As kids, dens were serious business. Blankets, branches, cushions nicked from the sofa, all turned into secret spaces that you could disappear into. As an adult, we still have that desire to carve out a smaller, personal world for ourselves within a bigger one, but now more in the form of spaces like a reading nook carved out by a window, a garden shed turned into a quiet hideaway, or a corner of a cabin that becomes “your side”.
If you’d rather skip the building phase, some of our places have already done it for you. At Silva Treehouse in Cumbria, a slide leads straight into a hidden den space with a bar and games room. At Turner’s Woodland Site in Devon, everything feels handmade and slightly storybook, with a yurt crafted from a reclaimed sail, brush handles repurposed as draught excluders, and a separate woodland hut made from fallen trees. It all builds towards the same feeling, that slow return to campouts, just with better bedding.

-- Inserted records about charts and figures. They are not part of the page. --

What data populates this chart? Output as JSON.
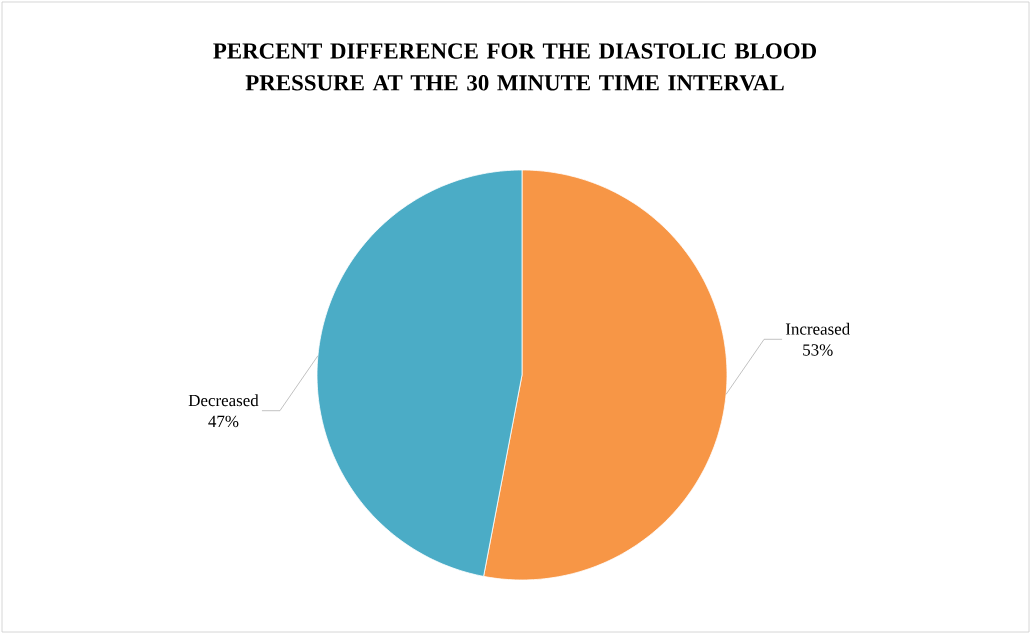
{
  "chart_data": {
    "type": "pie",
    "title": "PERCENT DIFFERENCE FOR THE DIASTOLIC BLOOD PRESSURE AT THE 30 MINUTE TIME INTERVAL",
    "categories": [
      "Increased",
      "Decreased"
    ],
    "values": [
      53,
      47
    ],
    "value_labels": [
      "53%",
      "47%"
    ],
    "colors": [
      "#f79646",
      "#4bacc6"
    ]
  }
}
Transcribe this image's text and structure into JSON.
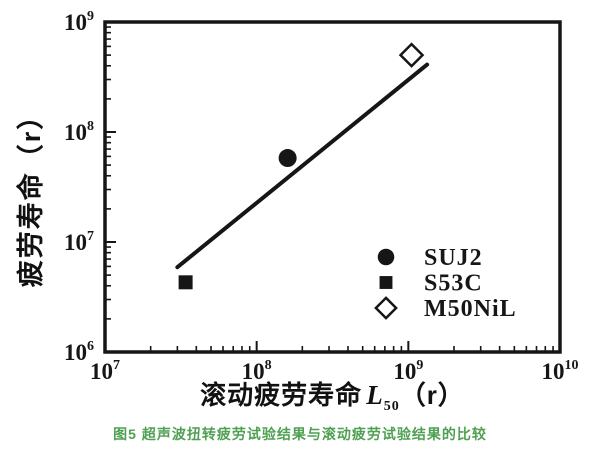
{
  "figure": {
    "caption": "图5 超声波扭转疲劳试验结果与滚动疲劳试验结果的比较",
    "caption_color": "#4FA052",
    "ink_color": "#161616",
    "background_color": "#ffffff"
  },
  "chart_data": {
    "type": "scatter",
    "scale": "log-log",
    "title": "",
    "grid": false,
    "x_axis": {
      "label_prefix": "滚动疲劳寿命",
      "label_var": "L",
      "label_sub": "50",
      "label_suffix": "（r）",
      "label_full": "滚动疲劳寿命 L50（r）",
      "min_exp": 7,
      "max_exp": 10,
      "tick_labels": [
        "10⁷",
        "10⁸",
        "10⁹",
        "10¹⁰"
      ]
    },
    "y_axis": {
      "label": "疲劳寿命（r）",
      "min_exp": 6,
      "max_exp": 9,
      "tick_labels": [
        "10⁶",
        "10⁷",
        "10⁸",
        "10⁹"
      ]
    },
    "series": [
      {
        "name": "SUJ2",
        "marker": "filled-circle",
        "points": [
          {
            "x": 160000000.0,
            "y": 58000000.0
          }
        ]
      },
      {
        "name": "S53C",
        "marker": "filled-square",
        "points": [
          {
            "x": 34000000.0,
            "y": 4300000.0
          }
        ]
      },
      {
        "name": "M50NiL",
        "marker": "open-diamond",
        "points": [
          {
            "x": 1050000000.0,
            "y": 500000000.0
          }
        ]
      }
    ],
    "trend_line": {
      "x1": 30000000.0,
      "y1": 5900000.0,
      "x2": 1330000000.0,
      "y2": 410000000.0
    },
    "legend": {
      "position": "inside-right-lower",
      "items": [
        {
          "marker": "filled-circle",
          "label": "SUJ2"
        },
        {
          "marker": "filled-square",
          "label": "S53C"
        },
        {
          "marker": "open-diamond",
          "label": "M50NiL"
        }
      ]
    }
  }
}
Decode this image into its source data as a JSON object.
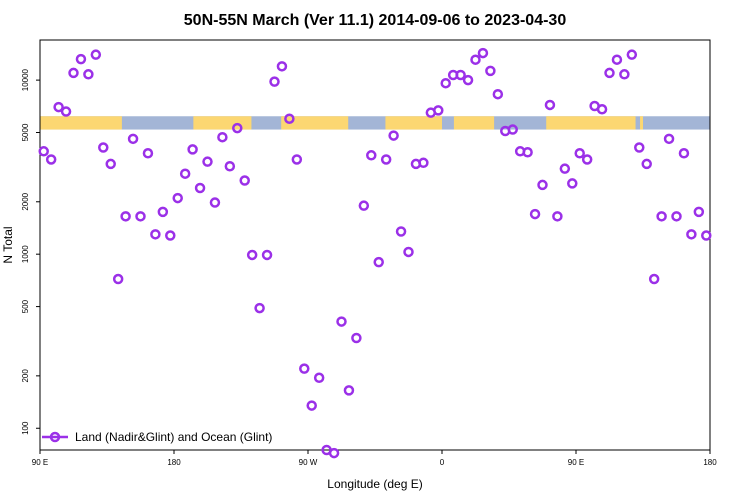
{
  "chart_data": {
    "type": "scatter",
    "title": "50N-55N March (Ver 11.1)   2014-09-06 to 2023-04-30",
    "xlabel": "Longitude (deg E)",
    "ylabel": "N Total",
    "y_scale": "log",
    "xlim": [
      90,
      540
    ],
    "ylim": [
      75,
      17000
    ],
    "x_ticks": [
      {
        "value": 90,
        "label": "90 E"
      },
      {
        "value": 180,
        "label": "180"
      },
      {
        "value": 270,
        "label": "90 W"
      },
      {
        "value": 360,
        "label": "0"
      },
      {
        "value": 450,
        "label": "90 E"
      },
      {
        "value": 540,
        "label": "180"
      }
    ],
    "y_ticks": [
      {
        "value": 100,
        "label": "100"
      },
      {
        "value": 200,
        "label": "200"
      },
      {
        "value": 500,
        "label": "500"
      },
      {
        "value": 1000,
        "label": "1000"
      },
      {
        "value": 2000,
        "label": "2000"
      },
      {
        "value": 5000,
        "label": "5000"
      },
      {
        "value": 10000,
        "label": "10000"
      }
    ],
    "series": [
      {
        "name": "Land (Nadir&Glint) and Ocean (Glint)",
        "color": "#9b30e8",
        "x": [
          92.5,
          97.5,
          102.5,
          107.5,
          112.5,
          117.5,
          122.5,
          127.5,
          132.5,
          137.5,
          142.5,
          147.5,
          152.5,
          157.5,
          162.5,
          167.5,
          172.5,
          177.5,
          182.5,
          187.5,
          192.5,
          197.5,
          202.5,
          207.5,
          212.5,
          217.5,
          222.5,
          227.5,
          232.5,
          237.5,
          242.5,
          247.5,
          252.5,
          257.5,
          262.5,
          267.5,
          272.5,
          277.5,
          282.5,
          287.5,
          292.5,
          297.5,
          302.5,
          307.5,
          312.5,
          317.5,
          322.5,
          327.5,
          332.5,
          337.5,
          342.5,
          347.5,
          352.5,
          357.5,
          362.5,
          367.5,
          372.5,
          377.5,
          382.5,
          387.5,
          392.5,
          397.5,
          402.5,
          407.5,
          412.5,
          417.5,
          422.5,
          427.5,
          432.5,
          437.5,
          442.5,
          447.5,
          452.5,
          457.5,
          462.5,
          467.5,
          472.5,
          477.5,
          482.5,
          487.5,
          492.5,
          497.5,
          502.5,
          507.5,
          512.5,
          517.5,
          522.5,
          527.5,
          532.5,
          537.5
        ],
        "y": [
          3900,
          3500,
          7000,
          6600,
          11000,
          13200,
          10800,
          14000,
          4100,
          3300,
          720,
          1650,
          4600,
          1650,
          3800,
          1300,
          1750,
          1280,
          2100,
          2900,
          4000,
          2400,
          3400,
          1980,
          4700,
          3200,
          5300,
          2650,
          990,
          490,
          990,
          9800,
          12000,
          6000,
          3500,
          220,
          135,
          195,
          75,
          72,
          410,
          165,
          330,
          1900,
          3700,
          900,
          3500,
          4800,
          1350,
          1030,
          3300,
          3350,
          6500,
          6700,
          9600,
          10700,
          10700,
          10000,
          13100,
          14300,
          11300,
          8300,
          5100,
          5200,
          3900,
          3850,
          1700,
          2500,
          7200,
          1650,
          3100,
          2550,
          3800,
          3500,
          7100,
          6800,
          11000,
          13100,
          10800,
          14000,
          4100,
          3300,
          720,
          1650,
          4600,
          1650,
          3800,
          1300,
          1750,
          1280
        ]
      }
    ],
    "band": {
      "y_range": [
        5200,
        6200
      ],
      "ocean_color": "#a3b5d6",
      "land_color": "#fcd772",
      "land_spans": [
        [
          90,
          145
        ],
        [
          193,
          232
        ],
        [
          252,
          297
        ],
        [
          322,
          360
        ],
        [
          368,
          395
        ],
        [
          430,
          490
        ],
        [
          493,
          495
        ]
      ]
    },
    "legend": {
      "position": "bottom-left"
    }
  }
}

If you grew up in the UK, chances are you’ve spent time crouched over a rockpool. It’s not hard to see why children become completely absorbed by these miniature, detailed worlds. Suddenly there’s a whole ecosystem to decode, where marine life were characters and seaweed became forests, and before long you’d be narrating something in your head that no one else could see.

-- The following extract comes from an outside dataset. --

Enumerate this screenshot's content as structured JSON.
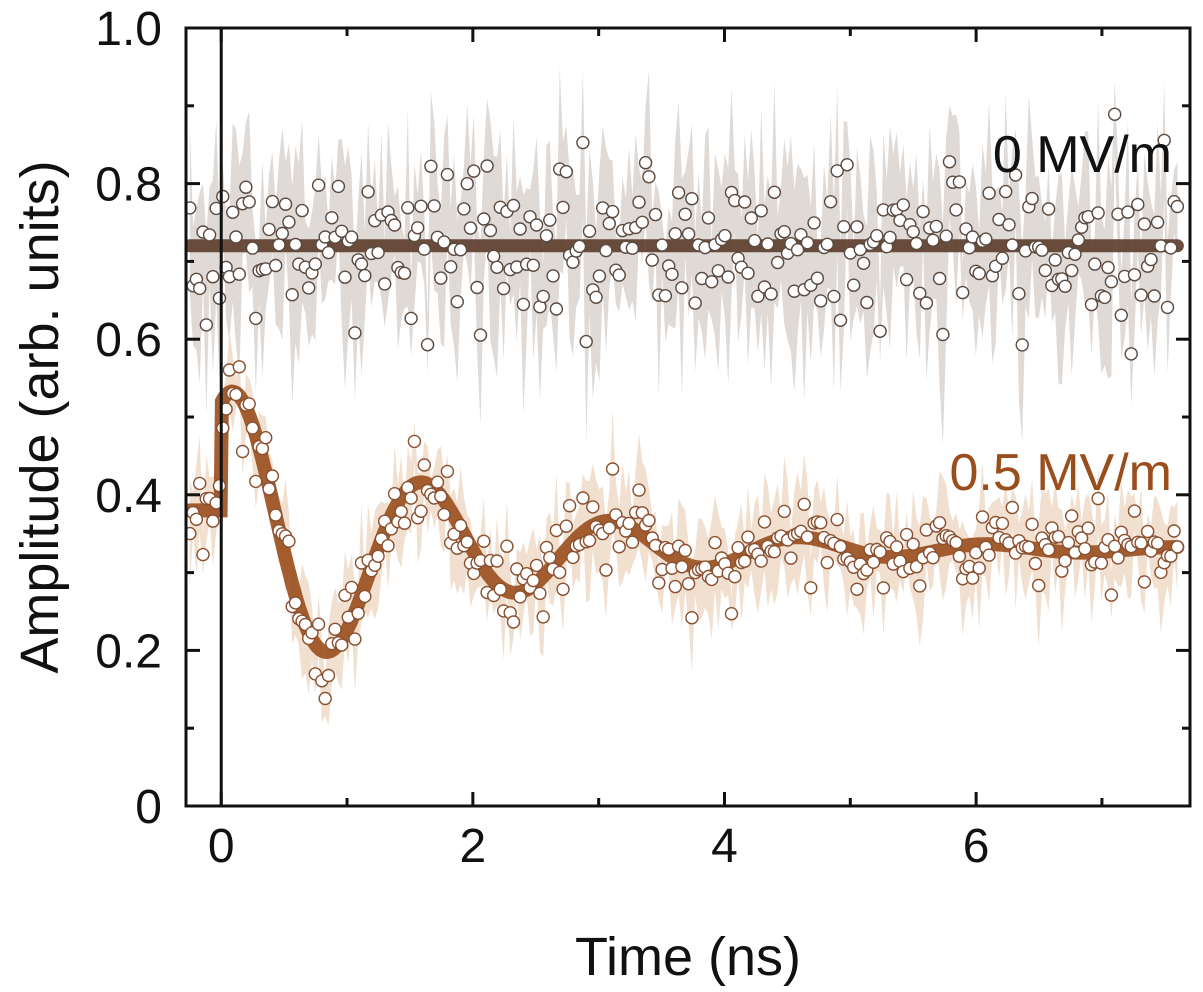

That sense of discovery is still there – all you need are some sea shoes, a small bucket for shell collecting and a magnifying glass to get a closer look without disturbing anything. Around Sandy Toes Beach House on the Isle of Sheppey, low tide reveals pools filled with beadlet anemones, small shore crabs, blennies, limpets and the occasional shrimp flicking through the shallows. Go when the tide is at its lowest, ideally on a spring tide, to see the most activity and you’ll start to notice just how much is going on in a space no bigger than a sink.

A hill never used to be just a hill. It was something to run up, roll down, or launch yourself off with very little concern for the possibility of injury. That loose, reckless abandon was the ultimate sense of freedom as a child and is probably why the smell of freshly cut grass still hits some kind of nostalgic nerve. Grass sledging taps straight into that feeling. It’s repetitive in the best way: climb, slide, repeat, until you forget why you started.
At Fuggle Treehouse in Herefordshire, the grass sledges are ready and waiting, and the surrounding meadowland is basically an open invitation to get sliding. Along with swings, trails, and even kite flying, there’s enough here to turn an afternoon into something that feels unstructured and fun, where spending time doing something in the outdoors for no real reason starts to make sense again.

Who remembers the feeling when the paddling pool came out and suddenly the garden became the most exciting place on earth? Wild swimming is essentially that, just stretched out into rivers, lakes and the sea. You get the same cold shock and emit the same slightly unhinged laughter when you first get in, but the difference now is you’re surrounded by proper landscape instead of a patch of lawn and a hosepipe.
For something expansive, places like a private lake in Powys such as at The Green Retreat offer that wide-open, uninterrupted swim where the water feels like it belongs entirely to you. If you are not quite ready to abandon the comfort of a controlled splash zone, spots like At The Hideaway at Devon Heaven Hideaways offer a gentler threshold with a hot tub for easing in, and a cold plunge for the brave moments in between.
A campfire as a child felt like a proper event. There always seemed to be a moment where it definitely wasn’t working, followed by a sudden overcorrection where everything caught at once and the first batch of marshmallows were sacrificed in the process. As a child, it mainly meant getting to roast these sweet treats until they had a molten centre and charcoal shell and staying up later than usual.
Not much changes, only now no one calls bedtime and enforces a less than fair curfew while the adults get to stay up and have fun. You can stay exactly where you are, poking the fire and letting the flickering flames hypnotise you until your hearts content. So many of our places come with fire pits, but some take it to the next level. At Wild Vixen, one of our shepherds’ huts in Somerset, their woodland fireside experience turns it into a full evening event, hamper and all. A great one to book near Bonfire night.
It’s easy to forget how little it takes to feel entertained. A hill, a stretch of water, a patch of ground, something to build or light or slide down. None of it is new. In fact, you’ve probably done all of this before, just without thinking twice about it. The difference now is you’re a bit more likely to talk yourself out of it or feel like you need a better reason. But you don’t. That same instinct is still there, it just needs a bit of space and time to show up again.